With diffusion and flow matching models achieving state-of-the-art generating performance, the interest of the community now turned to reducing the inference time without sacrificing sample quality. Consistency Models (CMs), which are trained to be consistent on diffusion or probability flow ordinary differential equation (PF-ODE) trajectories, enable one or two-step flow or diffusion sampling. However, CMs typically require prolonged training with large batch sizes to obtain competitive sample quality. In this paper, we examine the training dynamics of CMs near convergence and discover that CM tangents -- CM output update directions -- are quite oscillatory, in the sense that they move parallel to the data manifold, not towards the manifold. To mitigate oscillatory tangents, we propose a new loss function, called the manifold feature distance (MFD), which provides manifold-aligned tangents that point toward the data manifold. Consequently, our method -- dubbed Align Your Tangent (AYT) -- can accelerate CM training by orders of magnitude and even out-perform the learned perceptual image patch similarity metric (LPIPS). Furthermore, we find that our loss enables training with extremely small batch sizes without compromising sample quality.
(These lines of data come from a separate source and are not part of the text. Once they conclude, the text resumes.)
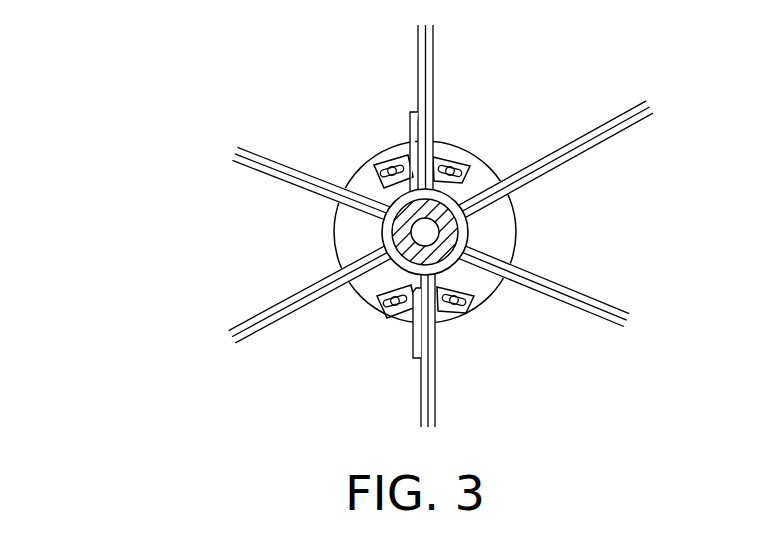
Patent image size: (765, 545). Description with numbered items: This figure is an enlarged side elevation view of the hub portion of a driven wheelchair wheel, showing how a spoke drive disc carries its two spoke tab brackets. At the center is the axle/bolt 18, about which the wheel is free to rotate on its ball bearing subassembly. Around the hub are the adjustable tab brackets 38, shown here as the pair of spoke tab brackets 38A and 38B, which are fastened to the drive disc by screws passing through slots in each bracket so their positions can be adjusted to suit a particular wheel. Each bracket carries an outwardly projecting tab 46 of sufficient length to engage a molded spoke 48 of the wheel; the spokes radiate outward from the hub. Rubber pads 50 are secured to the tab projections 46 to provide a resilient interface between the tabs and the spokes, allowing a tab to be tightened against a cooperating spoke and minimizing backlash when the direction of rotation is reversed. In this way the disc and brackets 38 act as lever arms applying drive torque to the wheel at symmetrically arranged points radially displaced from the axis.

The axle/bolt 18 is at (430, 239).
The adjustable tab brackets 38 is at (514, 206).
The spoke tab bracket 38A is at (464, 158).
The spoke tab bracket 38B is at (468, 306).
The outwardly projecting tab 46 is at (416, 111).
The molded spoke 48 is at (290, 327).
The rubber pads 50 is at (411, 119).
Code: https://github.com/1202kbs/AYT

Figures (8)

• Figure 1: Left: CM tangents, i.e., CM output update directions, exhibit large oscillations throughout training. To mitigate this, we learn feature maps $\phi$ whose level sets $\phi^{-1}(\alpha)$ model increasingly perturbed data manifolds, so feature map gradients point towards the manifold. CM tangents in the feature space are expressed as linear combinations of feature map gradients, so we obtain manifold-aligned tangents. Right:Manifold-aligned tangents (AYT) enable up to $\times 10$ faster convergence and competitive FIDs with $\times 1/8$ batch size (bs). We use Easy Consistency Training (ECT) geng2025ect. Shaded regions indicate min/max FIDs over three sample generation trials.
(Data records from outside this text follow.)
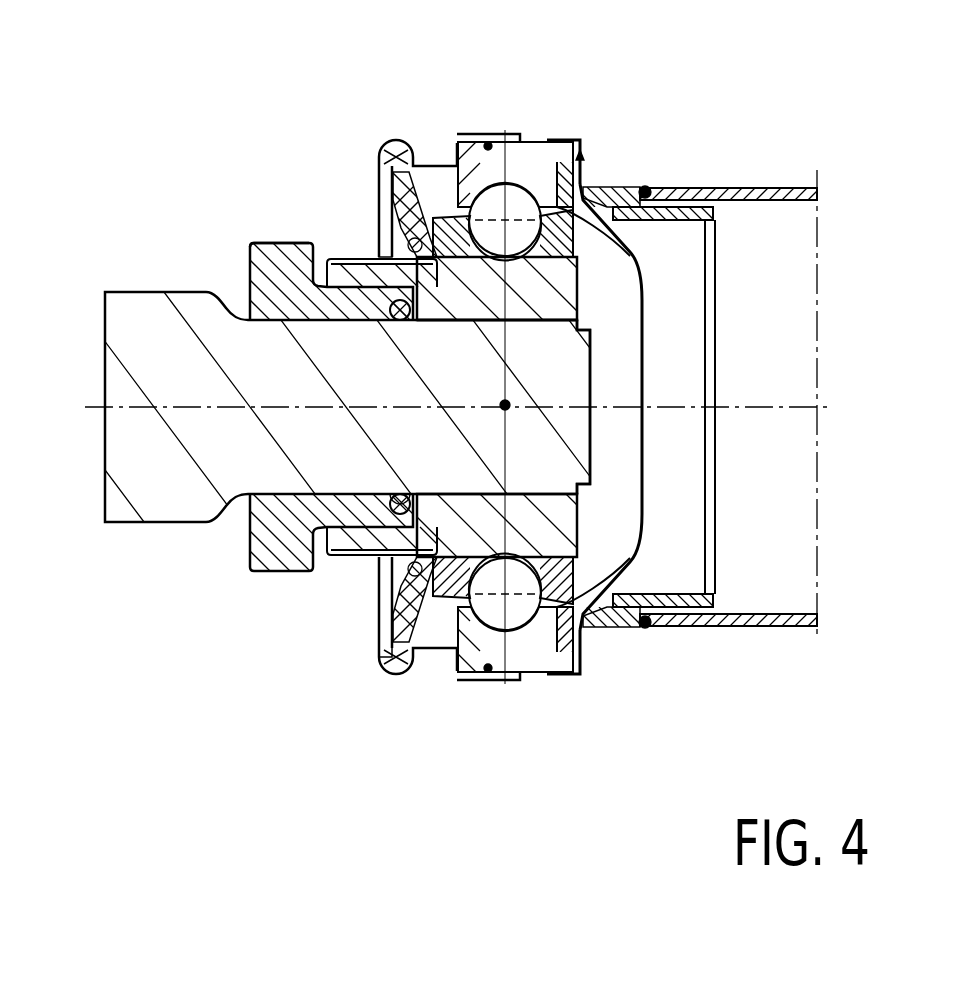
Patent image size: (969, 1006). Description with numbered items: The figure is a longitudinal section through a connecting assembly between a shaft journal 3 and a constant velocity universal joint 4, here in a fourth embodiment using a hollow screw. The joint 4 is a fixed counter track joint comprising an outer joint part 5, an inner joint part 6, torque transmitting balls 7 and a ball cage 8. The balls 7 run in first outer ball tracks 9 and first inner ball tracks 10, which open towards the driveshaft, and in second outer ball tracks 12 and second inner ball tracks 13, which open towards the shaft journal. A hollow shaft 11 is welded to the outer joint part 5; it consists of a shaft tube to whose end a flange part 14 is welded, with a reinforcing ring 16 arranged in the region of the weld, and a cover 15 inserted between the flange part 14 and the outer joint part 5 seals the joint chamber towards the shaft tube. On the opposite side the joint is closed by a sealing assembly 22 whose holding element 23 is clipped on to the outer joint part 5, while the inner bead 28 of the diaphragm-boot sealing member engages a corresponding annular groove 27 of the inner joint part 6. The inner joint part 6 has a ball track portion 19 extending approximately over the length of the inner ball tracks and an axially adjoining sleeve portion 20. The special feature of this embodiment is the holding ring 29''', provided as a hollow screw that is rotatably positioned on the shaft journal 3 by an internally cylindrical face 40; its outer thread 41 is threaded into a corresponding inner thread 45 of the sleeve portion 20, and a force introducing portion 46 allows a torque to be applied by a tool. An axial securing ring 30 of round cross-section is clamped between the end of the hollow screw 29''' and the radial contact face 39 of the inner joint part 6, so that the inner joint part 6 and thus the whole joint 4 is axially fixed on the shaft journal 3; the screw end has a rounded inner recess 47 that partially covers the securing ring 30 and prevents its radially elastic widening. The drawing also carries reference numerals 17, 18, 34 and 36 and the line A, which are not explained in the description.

The shaft journal 3 is at (130, 320).
The constant velocity universal joint 4 is at (536, 104).
The outer joint part 5 is at (548, 142).
The inner joint part 6 is at (568, 302).
The torque transmitting balls 7 is at (617, 252).
The ball cage 8 is at (600, 190).
The first outer ball tracks 9 is at (582, 152).
The first inner ball tracks 10 is at (550, 265).
The hollow shaft 11 is at (771, 168).
The second outer ball tracks 12 is at (483, 672).
The second inner ball tracks 13 is at (548, 557).
The flange part 14 is at (600, 632).
The cover 15 is at (645, 345).
The reinforcing ring 16 is at (687, 610).
The lower hub 17 is at (573, 480).
The shaft end 18 is at (575, 387).
The ball track portion 19 is at (488, 300).
The sleeve portion 20 is at (353, 557).
The sealing assembly 22 is at (426, 136).
The holding element 23 is at (482, 138).
The annular groove 27 is at (385, 148).
The inner bead 28 is at (437, 525).
The holding ring 29''' is at (221, 191).
The axial securing ring 30 is at (394, 493).
The upper O-ring 34 is at (392, 322).
The groove 36 is at (406, 490).
The contact face 39 is at (398, 200).
The internally cylindrical face 40 is at (247, 500).
The outer thread 41 is at (345, 286).
The inner thread 45 is at (330, 563).
The force introducing portion 46 is at (270, 553).
The rounded inner recess 47 is at (397, 325).
The section line A is at (803, 404).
• Figure 2: CM tangent visualization on CIFAR10 after training to near-convergence ($400k$ iterations). First row: inputs ${\bm{x}}_t = {\bm{x}}_0 + t {\bm{\epsilon}}$. Second row: outputs ${\bm{f}}_{\bm{\theta}}({\bm{x}}_t,t)$. Third row: vanilla CM tangents computed with Eq. (\ref{['eq:disc_tangent']}). Tangents are averaged along the channel dimension for visualization, and red and blue pixels indicate positive and negative values, resp. Fourth row: manifold-aligned tangents (AYT) computed with Eq. (\ref{['eq:feature_tangent']}).
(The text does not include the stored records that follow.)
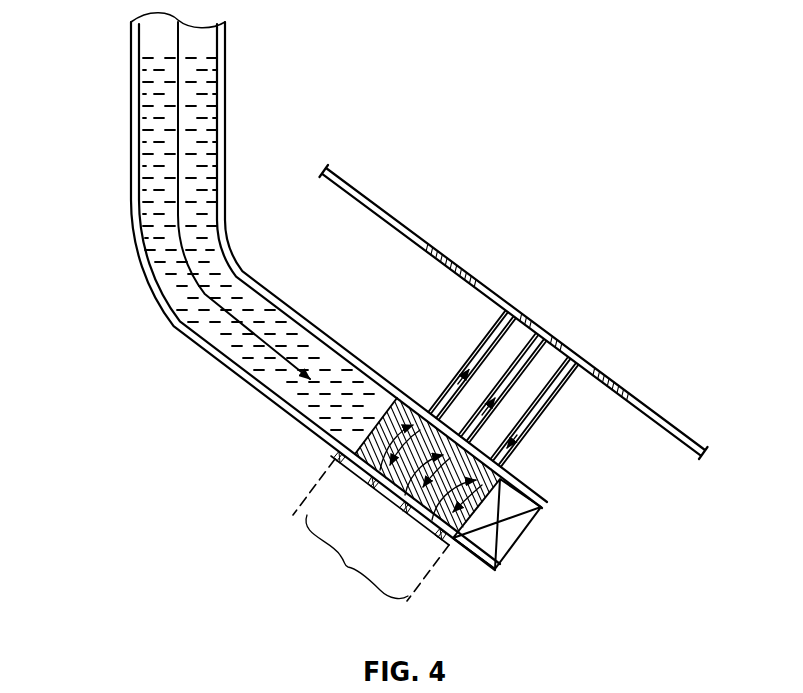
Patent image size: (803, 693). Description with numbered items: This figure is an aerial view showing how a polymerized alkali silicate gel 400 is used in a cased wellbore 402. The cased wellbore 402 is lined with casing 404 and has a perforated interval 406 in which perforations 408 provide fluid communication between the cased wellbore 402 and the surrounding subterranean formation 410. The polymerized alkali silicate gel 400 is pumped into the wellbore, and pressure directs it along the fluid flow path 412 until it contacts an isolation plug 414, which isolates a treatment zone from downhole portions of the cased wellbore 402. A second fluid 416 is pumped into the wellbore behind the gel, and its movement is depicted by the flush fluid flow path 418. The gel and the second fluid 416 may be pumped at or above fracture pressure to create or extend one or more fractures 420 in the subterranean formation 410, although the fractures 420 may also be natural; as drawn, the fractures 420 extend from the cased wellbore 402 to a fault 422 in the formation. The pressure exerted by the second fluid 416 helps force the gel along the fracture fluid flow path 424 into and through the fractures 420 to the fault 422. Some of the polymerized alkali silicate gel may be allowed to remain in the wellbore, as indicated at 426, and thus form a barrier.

The polymerized alkali silicate gel 400 is at (378, 496).
The cased wellbore 402 is at (128, 120).
The casing 404 is at (220, 76).
The perforated interval 406 is at (347, 568).
The perforations 408 is at (448, 548).
The subterranean formation 410 is at (424, 364).
The fluid flow path 412 is at (393, 490).
The isolation plug 414 is at (548, 532).
The second fluid 416 is at (166, 265).
The flush fluid flow path 418 is at (254, 325).
The fractures 420 is at (564, 384).
The fault 422 is at (404, 212).
The fracture fluid flow path 424 is at (466, 355).
The polymerized alkali silicate gel remaining in wellbore 426 is at (485, 284).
• Figure 3: Tangent analysis on 2D discs after training to near-convergence ($200k$ iterations) for vanilla CM and align your tangent (AYT). In each figure, we visualize CM inputs, CM outputs, CM tangents, manifold-parallel component of tangents, and manifold-orthogonal component of tangents.
• Figure 4: Amount of manifold-orthogonal components in tangents for vanilla CM and our manifold aligned tangents (AYT) throughout training.
• Figure 5: Ablation studies on CIFAR10. For transformation ablation and AYT vs. LPIPS, we use batch size $64$. Shaded regions indicate min/max FIDs over three generation trials.